A uniform pitch propeller has a varying blade angle, smallest at the tip and increasing toward the hub. With a uniform pitch propeller, every part of the blade travels through the same forward distance in one revolution, hence it is necessary to increase the angle toward the hub as the innermost portions travel a smaller distance around the circle of rotation. Theoretically, the angle at the exact center would be 90 degrees. The blade angles at the different points in the length of a uniform pitch propeller are obtained as follows: Draw a right angle triangle in which the altitude is made equal to the pitch, and the base is equal to 3.1416 times the propeller diameter. The angle made by the hypotenuse with the base is the blade angle at the tip. Divide the base into any number of equal spaces and connect the division points with the upper angle. The angles made by these lines with the base are the angles of the different blade sections.

Blade Form. The blade may be either straight-sided or curved. In the latter case the most deeply curved edge is generally the entering edge, and the maximum width is about one-third from the tip. Much care is exercised in arranging the outline so that the center of pressure will not be located in an eccentric position and thus harmfully distort the blade when loaded. If this is not attended to, the pitch will vary according to the load. In one make of propeller the blade is purposely made flexible so that the pitch will accommodate itself correctly to different flight speeds and conditions. This, however, is carefully laid out so that the flexure is proportional throughout the blade to the changes in the load.

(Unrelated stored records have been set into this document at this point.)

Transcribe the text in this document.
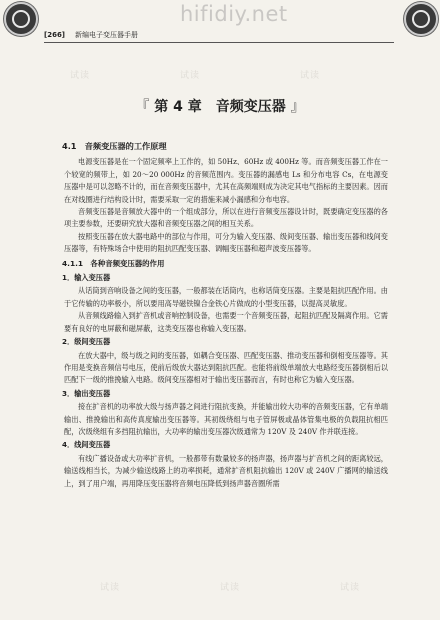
hifidiy.net
[266] 新编电子变压器手册
试读	试读	试读
试读	试读	试读
『 第 4 章　音频变压器 』
4.1　音频变压器的工作原理

电源变压器是在一个固定频率上工作的，如 50Hz、60Hz 或 400Hz 等。而音频变压器工作在一个较宽的频带上，如 20～20 000Hz 的音频范围内。变压器的漏感电 Ls 和分布电容 Cs，在电源变压器中是可以忽略不计的，而在音频变压器中，尤其在高频端则成为决定其电气指标的主要因素。因而在对线圈进行结构设计时，需要采取一定的措施来减小漏感和分布电容。

音频变压器是音频放大器中的一个组成部分，所以在进行音频变压器设计时，既要确定变压器的各项主要参数，还要研究放大器和音频变压器之间的相互关系。

按照变压器在放大器电路中的部位与作用，可分为输入变压器、级间变压器、输出变压器和线间变压器等，有特殊场合中使用的阻抗匹配变压器、调幅变压器和超声波变压器等。

4.1.1　各种音频变压器的作用
1．输入变压器

从话筒到音响设备之间的变压器，一般都装在话筒内，也称话筒变压器。主要是阻抗匹配作用。由于它传输的功率极小，所以要用高导磁铁镍合金铁心片做成的小型变压器，以提高灵敏度。

从音频线路输入到扩音机或音响控制设备，也需要一个音频变压器，起阻抗匹配及隔离作用。它需要有良好的电屏蔽和磁屏蔽，这类变压器也称输入变压器。

2．级间变压器

在放大器中，级与级之间的变压器，如耦合变压器、匹配变压器、推动变压器和倒相变压器等。其作用是变换音频信号电压，使前后级放大器达到阻抗匹配。也能将前级单端放大电路经变压器倒相后以匹配下一级的推挽输入电路。级间变压器相对于输出变压器而言，有时也称它为输入变压器。

3．输出变压器

接在扩音机的功率放大级与扬声器之间进行阻抗变换，并能输出较大功率的音频变压器，它有单端输出、推挽输出和高传真度输出变压器等。其初级绕组与电子管屏极或晶体管集电极的负载阻抗相匹配，次级绕组有多挡阻抗输出，大功率的输出变压器次级通常为 120V 及 240V 作并联连接。

4．线间变压器

有线广播设备或大功率扩音机，一般都带有数量较多的扬声器，扬声器与扩音机之间的距离较远，输送线相当长，为减少输送线路上的功率损耗，通常扩音机阻抗输出 120V 或 240V 广播网的输送线上，到了用户端，再用降压变压器将音频电压降低到扬声器音圈所需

The Lang Propeller, Having Straight Edges, Slightly Tapering Toward the Tips. The Tips Are Sheathed With Thin Copper for Protection Against Spray. This Outline Is Often Known as the "Normale." Type From the French Propeller First Using This Outline.

A "Paragon" Propeller With a Curved Leading Edge. The Maximum Width Is About One-Third the Blade Length from the Tip and §o. Toward the Tip So That It Is Very Narrow at the Outer End. The Steel Propeller Flange Is Shown in Place on the Hub.

Propeller Diameter. The largest propellers are the most efficient. The propeller should be as large as can be safely swung on the aeroplane. Large, slow revolution propellers are far superior to the small high speed type. It is more economical to accelerate a large mass of air slowly with a large diameter than to speed up a small mass to a high velocity. The diameter used on any aeroplane depends upon the power plant, propeller clearance, height of chassis and many other considerations. Approximately the diameter varies from about 1/3 the span on small speed scouts, to 1/5 or 1/6 of the span on the larger machines.

Air Flow. The greater part of the air is taken in through the tips, and is then expelled to the rear. This condition prevails until the blade angle is above 45 degrees, and from this point the flow is outward. Owing to the great angles at the hub, there is little thrust given by the inner third of the blade, the air in this region being simply churned up in a directionless mass of eddies. At the tips the angle is small and the velocity high, which results in about 80 per cent of the useful work being performed by the outer third of the blade. In some aeroplanes a spinner cap is placed around the hub to reduce the churning loss and to streamline the hub. The blade section is very thick at the hub for structural reasons.

The "Disc area" of a propeller is the area of the circle swept out by the blades. It is the pressure over this area that gives the thrust, and in some methods of calculation the thrust is based on the mean pressure per square foot of disc area. The pressure is not uniformly distributed over the disc, being many times greater at the outer circumference than at the hub. The average pressure per square foot depends upon the blade section and angle. Because of the great intensity of pressure at the circumference, the effective stream is in the form of a hollow tube.

Number of Blades. For training, and ordinary work, two-bladed propellers are preferable, but for large motors where the swing is limited, three or four blades are often used. A multiple-bladed propeller absorbs more horsepower with a given diameter than the two-blade type. In general, a four-bladed propeller revolving slowly may be considered more efficient than the two-blade revolving rapidly. Where the swing and clearance are small, a small four-blade may give better results than a larger and faster two-blade. A three-blade often shows marked superiority over a two-blade even when of smaller diameter, and the hub of the three-blade is much stronger than the four-blade, although neither the three or four is as strong as the two-blade type.